All I could see were nurses and doctors tending to my wounds in the haze I was in, wrought by pain. My veins and arteries were filled with medicine and sedatives and my body was connected to all kinds of machines and IV bags that supported my life until dawn. I did not know what I was going through and I was confused and even frightened of all the harmful things they could do to me with a knowledge I did not possess.

All I know and that I am sure of is that they fixed everything that was wrong with me. They sliced and drilled into me to reset the bones and stitch all the wounds. I had been dreaming good and bad dreams, but they turned into a dreadful, real nightmare when I regained consciousness. I found myself surrounded by cables, tubes, and machines. I felt miserable, groggy, and disoriented because of the medicine I was given.

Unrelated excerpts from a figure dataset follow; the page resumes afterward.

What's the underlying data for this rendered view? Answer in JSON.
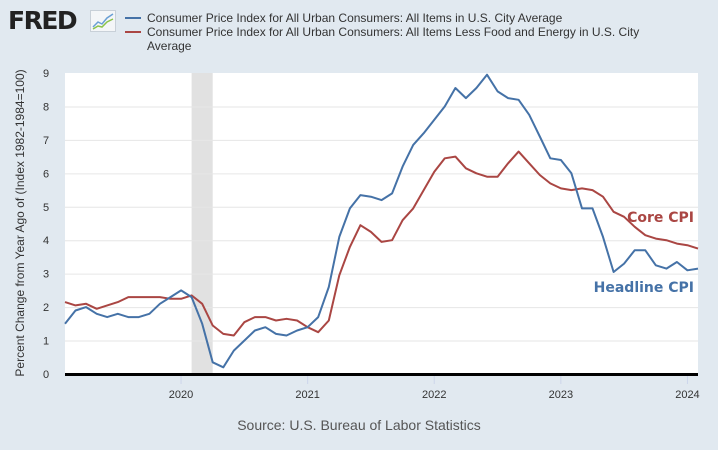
{
  "header": {
    "logo_text": "FRED",
    "logo_icon": "line-chart-icon"
  },
  "source_text": "Source: U.S. Bureau of Labor Statistics",
  "chart_data": {
    "type": "line",
    "title": "",
    "xlabel": "",
    "ylabel": "Percent Change from Year Ago of (Index 1982-1984=100)",
    "ylim": [
      0,
      9
    ],
    "yticks": [
      "0",
      "1",
      "2",
      "3",
      "4",
      "5",
      "6",
      "7",
      "8",
      "9"
    ],
    "xticks": [
      "2020",
      "2021",
      "2022",
      "2023",
      "2024"
    ],
    "x_start": "2019-02",
    "x_end": "2024-02",
    "grid": true,
    "legend_position": "top",
    "recession": {
      "start": "2020-02",
      "end": "2020-04",
      "color": "#e1e1e1"
    },
    "x": [
      "2019-02",
      "2019-03",
      "2019-04",
      "2019-05",
      "2019-06",
      "2019-07",
      "2019-08",
      "2019-09",
      "2019-10",
      "2019-11",
      "2019-12",
      "2020-01",
      "2020-02",
      "2020-03",
      "2020-04",
      "2020-05",
      "2020-06",
      "2020-07",
      "2020-08",
      "2020-09",
      "2020-10",
      "2020-11",
      "2020-12",
      "2021-01",
      "2021-02",
      "2021-03",
      "2021-04",
      "2021-05",
      "2021-06",
      "2021-07",
      "2021-08",
      "2021-09",
      "2021-10",
      "2021-11",
      "2021-12",
      "2022-01",
      "2022-02",
      "2022-03",
      "2022-04",
      "2022-05",
      "2022-06",
      "2022-07",
      "2022-08",
      "2022-09",
      "2022-10",
      "2022-11",
      "2022-12",
      "2023-01",
      "2023-02",
      "2023-03",
      "2023-04",
      "2023-05",
      "2023-06",
      "2023-07",
      "2023-08",
      "2023-09",
      "2023-10",
      "2023-11",
      "2023-12",
      "2024-01",
      "2024-02"
    ],
    "series": [
      {
        "name": "Consumer Price Index for All Urban Consumers: All Items in U.S. City Average",
        "color": "#4572a7",
        "annotation": "Headline CPI",
        "values": [
          1.5,
          1.9,
          2.0,
          1.8,
          1.7,
          1.8,
          1.7,
          1.7,
          1.8,
          2.1,
          2.3,
          2.5,
          2.3,
          1.5,
          0.35,
          0.2,
          0.7,
          1.0,
          1.3,
          1.4,
          1.2,
          1.15,
          1.3,
          1.4,
          1.7,
          2.6,
          4.1,
          4.95,
          5.35,
          5.3,
          5.2,
          5.4,
          6.2,
          6.85,
          7.2,
          7.6,
          8.0,
          8.55,
          8.25,
          8.55,
          8.95,
          8.45,
          8.25,
          8.2,
          7.75,
          7.1,
          6.45,
          6.4,
          6.0,
          4.95,
          4.95,
          4.1,
          3.05,
          3.3,
          3.7,
          3.7,
          3.25,
          3.15,
          3.35,
          3.1,
          3.15
        ]
      },
      {
        "name": "Consumer Price Index for All Urban Consumers: All Items Less Food and Energy in U.S. City Average",
        "color": "#aa4643",
        "annotation": "Core CPI",
        "values": [
          2.15,
          2.05,
          2.1,
          1.95,
          2.05,
          2.15,
          2.3,
          2.3,
          2.3,
          2.3,
          2.25,
          2.25,
          2.35,
          2.1,
          1.45,
          1.2,
          1.15,
          1.55,
          1.7,
          1.7,
          1.6,
          1.65,
          1.6,
          1.4,
          1.25,
          1.6,
          2.95,
          3.8,
          4.45,
          4.25,
          3.95,
          4.0,
          4.6,
          4.95,
          5.5,
          6.05,
          6.45,
          6.5,
          6.15,
          6.0,
          5.9,
          5.9,
          6.3,
          6.65,
          6.3,
          5.95,
          5.7,
          5.55,
          5.5,
          5.55,
          5.5,
          5.3,
          4.85,
          4.7,
          4.4,
          4.15,
          4.05,
          4.0,
          3.9,
          3.85,
          3.75
        ]
      }
    ]
  }
}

I would have been very comfortable if it had not been for the tube that reached into my lungs, ventilating my lungs with precious oxygen. They had also braced my neck, and it was keeping me still. My muscles and bones were aching, though the pain was not as excruciating as before. At first, I hurt so much that I would be paralyzed with pain, but after the surgery, the pain could easily be ignored.

I am sure that the entire world heard about my accident and about my heroic acts to save the humans. Look at the newspapers for example, all of these piled up next to me. I do not know how to react to all of this. Should I be thrilled? I made the headlines of the most important newspapers, and a few even thanked me for saving those humans. Should I be frustrated? Most of the things depicted on them are half-truths, and nearly all of Manhattan believes them, never caring to seek for the truth.